To discover what holds droplets together, the team treated them with different chemicals. Adding salt weakened electrostatic attractions between opposite charges on proteins. The compound 1,6-hexanediol disrupted hydrophobic interactions — the tendency of “water-fearing” parts to stick together. Urea helped in weakening the hydrogen bonds. They found that each protein depended on one or more of these forces to remain in a droplet — for instance, a protein with large hydrophobic patches formed droplets that dissolved only when hexanediol was added.

The researchers also measured how strongly each protein was bound to itself in solution. Proteins that self-associated more tightly needed lower concentrations to form droplets, while those with  weaker self-binding required much higher levels.

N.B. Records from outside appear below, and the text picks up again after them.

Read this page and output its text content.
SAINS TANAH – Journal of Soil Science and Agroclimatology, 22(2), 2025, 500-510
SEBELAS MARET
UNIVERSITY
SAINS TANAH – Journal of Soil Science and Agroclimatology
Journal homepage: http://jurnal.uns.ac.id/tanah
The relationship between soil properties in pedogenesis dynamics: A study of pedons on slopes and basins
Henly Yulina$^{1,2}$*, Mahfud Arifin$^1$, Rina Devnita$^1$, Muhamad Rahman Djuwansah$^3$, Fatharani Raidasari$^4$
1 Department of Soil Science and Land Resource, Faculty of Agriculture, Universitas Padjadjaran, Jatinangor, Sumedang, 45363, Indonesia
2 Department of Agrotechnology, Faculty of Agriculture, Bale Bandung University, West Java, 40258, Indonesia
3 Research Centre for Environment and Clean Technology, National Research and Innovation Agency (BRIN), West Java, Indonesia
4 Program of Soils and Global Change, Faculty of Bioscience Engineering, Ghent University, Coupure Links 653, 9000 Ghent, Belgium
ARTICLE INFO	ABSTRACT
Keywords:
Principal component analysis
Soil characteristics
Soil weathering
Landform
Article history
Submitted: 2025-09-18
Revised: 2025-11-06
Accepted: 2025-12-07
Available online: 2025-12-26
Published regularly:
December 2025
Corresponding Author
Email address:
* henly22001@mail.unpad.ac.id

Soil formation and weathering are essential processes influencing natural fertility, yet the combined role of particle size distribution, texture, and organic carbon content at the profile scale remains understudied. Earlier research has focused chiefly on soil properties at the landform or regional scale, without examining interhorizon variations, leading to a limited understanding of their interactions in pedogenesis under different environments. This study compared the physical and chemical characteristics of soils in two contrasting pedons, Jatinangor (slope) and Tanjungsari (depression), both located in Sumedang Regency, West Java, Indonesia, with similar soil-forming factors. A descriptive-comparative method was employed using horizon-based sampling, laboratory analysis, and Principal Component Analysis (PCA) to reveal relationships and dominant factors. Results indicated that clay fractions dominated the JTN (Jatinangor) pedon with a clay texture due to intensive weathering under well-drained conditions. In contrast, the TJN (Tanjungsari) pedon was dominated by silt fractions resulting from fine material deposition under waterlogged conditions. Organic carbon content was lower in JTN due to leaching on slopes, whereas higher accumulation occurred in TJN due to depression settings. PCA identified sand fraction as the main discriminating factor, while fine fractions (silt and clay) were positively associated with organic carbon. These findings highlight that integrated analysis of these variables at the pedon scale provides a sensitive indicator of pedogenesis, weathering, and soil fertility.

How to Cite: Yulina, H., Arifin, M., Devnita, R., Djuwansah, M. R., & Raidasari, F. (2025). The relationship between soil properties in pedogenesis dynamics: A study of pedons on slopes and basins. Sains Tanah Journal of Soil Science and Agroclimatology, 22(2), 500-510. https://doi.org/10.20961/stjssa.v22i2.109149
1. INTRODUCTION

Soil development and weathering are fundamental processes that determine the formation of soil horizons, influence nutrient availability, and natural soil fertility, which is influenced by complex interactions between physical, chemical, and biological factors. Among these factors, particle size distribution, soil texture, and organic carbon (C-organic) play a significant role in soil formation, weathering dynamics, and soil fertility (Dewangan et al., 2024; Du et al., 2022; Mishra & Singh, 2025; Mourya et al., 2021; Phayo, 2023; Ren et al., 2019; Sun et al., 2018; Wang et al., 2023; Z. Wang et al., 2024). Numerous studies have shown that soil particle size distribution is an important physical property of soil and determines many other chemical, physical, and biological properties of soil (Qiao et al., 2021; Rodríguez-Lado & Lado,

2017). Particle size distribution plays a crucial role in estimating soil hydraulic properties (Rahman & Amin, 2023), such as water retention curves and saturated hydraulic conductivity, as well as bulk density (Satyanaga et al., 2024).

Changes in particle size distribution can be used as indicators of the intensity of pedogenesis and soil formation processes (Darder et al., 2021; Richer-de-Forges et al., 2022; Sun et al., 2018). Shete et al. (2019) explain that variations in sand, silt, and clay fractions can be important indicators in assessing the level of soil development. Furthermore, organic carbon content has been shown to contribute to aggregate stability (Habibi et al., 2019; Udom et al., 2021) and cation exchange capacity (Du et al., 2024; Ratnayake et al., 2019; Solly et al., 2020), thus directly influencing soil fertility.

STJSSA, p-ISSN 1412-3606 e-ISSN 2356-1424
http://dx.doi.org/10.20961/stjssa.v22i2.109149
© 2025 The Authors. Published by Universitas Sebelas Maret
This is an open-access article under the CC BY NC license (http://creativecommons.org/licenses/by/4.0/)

This link between binding strength and droplet formation explains why any protein can condense once its local concentration crosses a critical threshold.

The study extended beyond full-length proteins. Maji’s team made separate chains of ten residues of glycine, valine, arginine, or aspartic acid. Even these minimal peptides formed droplets under suitable conditions. Valine chains clumped via hydrophobic attraction, while charged chains only condensed when their charges were balanced by salt or by mixing oppositely charged peptides. This confirmed that basic chemical principles, not just complex, folded structures, drive phase separation.

The work demonstrates that nearly every protein can form liquid droplets when crowded. This changes our understanding of cellular organisation. Inside a living cell, proteins and nucleic acids occupy over thirty per cent of the volume, creating a bustling environment. Small shifts, such as a protein moving closer to partners or being modified by enzymes, could push it past the threshold and into a droplet. While droplet formation is essential for normal processes like stress response, droplets that harden could lead to harmful aggregates and disease.

Looking ahead, these findings open exciting paths in both medicine and biotechnology. In disease contexts, Poudyal noted that one could “Develop some small molecules or chaperones that can inhibit phase separation and subsequent liquid-to-solid transition of the protein. Preventing the solidification and abnormal protein aggregation using such small molecules, chaperones, or chaperone homologues might offer a promising therapeutic strategy.” By targeting the forces driving droplets to age into solids, researchers may reduce or prevent the formation of harmful aggregates in conditions like Alzheimer’s or Parkinson’s. Understanding universal phase separation in biotechnology could help design artificial compartments that concentrate enzymes, speed up reactions, or deliver drugs with precision.

The journey to these insights was not simple. Poudyal recalled, “The main challenge was handling so many different proteins and polypeptides. Mapping the saturation concentration for all of them, each with its own solubility and behaviour, was difficult.”

This study highlights a fundamental aspect of molecular life: proteins’ ability to self-organise into dynamic, liquid compartments. By showing that this capacity is built into every protein’s chemistry, the work challenges textbook ideas and inspires fresh possibilities. When we next imagine a cell, we can picture millions of tiny droplets constantly forming and dissolving — a lively, ever-changing landscape where proteins dance together, driven by forces as simple as hydrophobicity and electrostatic interactions.